やがて春が来るまでの、僕らの話。




陽菜が死んだ後すぐに大学に進学した俺に、その直後の2人の様子は分からない。


分かるのは、4ヵ月後の夏休みに実家に帰った時、2人はまだ誰とも口を利かないような状態だったってこと。


カッシーの家に行っても志月の家に様子を見に行っても、2人共俺とでさえ口を利いてくれない状態だった。


あいつらが今みたいに言葉を交わすようになったのは何がきっかけだったのか、何があったのか、俺はやっぱり何も知らない。
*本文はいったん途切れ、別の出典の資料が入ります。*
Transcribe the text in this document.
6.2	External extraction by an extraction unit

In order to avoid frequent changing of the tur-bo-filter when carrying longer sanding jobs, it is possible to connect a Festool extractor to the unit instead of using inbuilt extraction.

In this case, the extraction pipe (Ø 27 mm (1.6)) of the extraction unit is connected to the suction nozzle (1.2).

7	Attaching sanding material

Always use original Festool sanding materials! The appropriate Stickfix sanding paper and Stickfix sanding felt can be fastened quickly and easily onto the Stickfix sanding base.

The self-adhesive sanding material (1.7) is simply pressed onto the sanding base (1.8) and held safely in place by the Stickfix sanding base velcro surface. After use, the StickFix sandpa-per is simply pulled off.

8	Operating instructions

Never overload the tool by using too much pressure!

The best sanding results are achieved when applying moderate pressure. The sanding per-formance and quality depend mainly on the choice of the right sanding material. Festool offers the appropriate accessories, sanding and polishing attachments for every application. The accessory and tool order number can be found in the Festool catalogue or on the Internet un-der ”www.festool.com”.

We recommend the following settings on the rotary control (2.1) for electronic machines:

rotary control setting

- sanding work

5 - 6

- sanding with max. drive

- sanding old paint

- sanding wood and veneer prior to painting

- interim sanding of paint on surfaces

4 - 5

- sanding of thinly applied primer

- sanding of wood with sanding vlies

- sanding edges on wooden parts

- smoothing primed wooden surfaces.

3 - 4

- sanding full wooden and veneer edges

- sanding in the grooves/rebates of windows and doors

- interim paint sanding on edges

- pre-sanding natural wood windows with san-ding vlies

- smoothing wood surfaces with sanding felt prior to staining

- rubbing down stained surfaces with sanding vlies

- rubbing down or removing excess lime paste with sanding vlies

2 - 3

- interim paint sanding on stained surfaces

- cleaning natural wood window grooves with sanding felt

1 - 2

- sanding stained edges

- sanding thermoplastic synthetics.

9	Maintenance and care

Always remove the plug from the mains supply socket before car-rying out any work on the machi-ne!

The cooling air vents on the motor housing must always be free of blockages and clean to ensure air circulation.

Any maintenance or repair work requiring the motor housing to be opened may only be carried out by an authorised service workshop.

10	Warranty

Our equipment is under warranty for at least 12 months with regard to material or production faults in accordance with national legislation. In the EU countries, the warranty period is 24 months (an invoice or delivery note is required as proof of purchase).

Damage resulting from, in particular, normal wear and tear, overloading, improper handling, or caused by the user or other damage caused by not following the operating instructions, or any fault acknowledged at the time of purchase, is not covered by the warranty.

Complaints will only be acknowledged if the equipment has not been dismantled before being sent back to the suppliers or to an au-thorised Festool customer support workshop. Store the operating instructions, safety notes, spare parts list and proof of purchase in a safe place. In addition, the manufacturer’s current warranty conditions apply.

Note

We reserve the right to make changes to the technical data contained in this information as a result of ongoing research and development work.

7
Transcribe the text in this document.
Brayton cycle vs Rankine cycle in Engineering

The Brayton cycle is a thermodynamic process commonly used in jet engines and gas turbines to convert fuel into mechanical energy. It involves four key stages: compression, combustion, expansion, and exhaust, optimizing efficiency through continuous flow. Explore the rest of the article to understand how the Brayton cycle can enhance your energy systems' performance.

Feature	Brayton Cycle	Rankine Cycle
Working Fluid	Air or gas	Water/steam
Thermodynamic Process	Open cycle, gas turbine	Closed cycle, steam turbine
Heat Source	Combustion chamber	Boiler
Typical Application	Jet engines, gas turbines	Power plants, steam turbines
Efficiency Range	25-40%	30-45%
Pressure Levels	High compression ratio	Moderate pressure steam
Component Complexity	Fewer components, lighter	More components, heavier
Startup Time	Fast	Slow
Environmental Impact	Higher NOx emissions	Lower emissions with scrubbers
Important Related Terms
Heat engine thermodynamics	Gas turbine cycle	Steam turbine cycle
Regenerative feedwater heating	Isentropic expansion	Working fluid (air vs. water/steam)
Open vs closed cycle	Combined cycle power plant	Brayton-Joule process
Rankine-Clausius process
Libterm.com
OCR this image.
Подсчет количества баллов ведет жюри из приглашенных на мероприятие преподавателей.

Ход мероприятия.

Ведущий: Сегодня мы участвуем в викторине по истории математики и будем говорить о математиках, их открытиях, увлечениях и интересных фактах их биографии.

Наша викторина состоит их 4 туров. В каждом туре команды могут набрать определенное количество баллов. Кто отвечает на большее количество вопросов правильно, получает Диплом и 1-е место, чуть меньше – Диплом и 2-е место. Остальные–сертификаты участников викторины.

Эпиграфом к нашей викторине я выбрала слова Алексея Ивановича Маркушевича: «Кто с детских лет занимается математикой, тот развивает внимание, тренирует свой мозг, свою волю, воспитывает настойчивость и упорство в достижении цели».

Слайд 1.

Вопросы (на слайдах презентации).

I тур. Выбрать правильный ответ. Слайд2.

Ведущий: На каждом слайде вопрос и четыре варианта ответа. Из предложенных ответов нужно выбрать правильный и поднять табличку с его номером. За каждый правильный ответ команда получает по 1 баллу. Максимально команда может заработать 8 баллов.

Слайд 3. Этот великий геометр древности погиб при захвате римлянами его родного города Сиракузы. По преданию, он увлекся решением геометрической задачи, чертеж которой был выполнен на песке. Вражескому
気づいた時にはもう既に、2人は昔のように言葉を交わすようになっていた。


そんな2人を最初に見たのはいつだっけ?


そうだ、陽菜が死んで1年が経つ目前の冬休みだ。


久しぶりに会ったあいつらは、口を利いてくれない夏休みの時とは違った。


いや、厳密に言うと志月だけが違ったんだ。


カッシーの家に様子を見に行ったとき、そこには志月がいた。


夏休みには1人きりで家に閉じこもっていたあいつらが、冬休みにはちゃんと2人でいた。


どうしてそうなったのか、何があったのか、それはやっぱり分からないけど。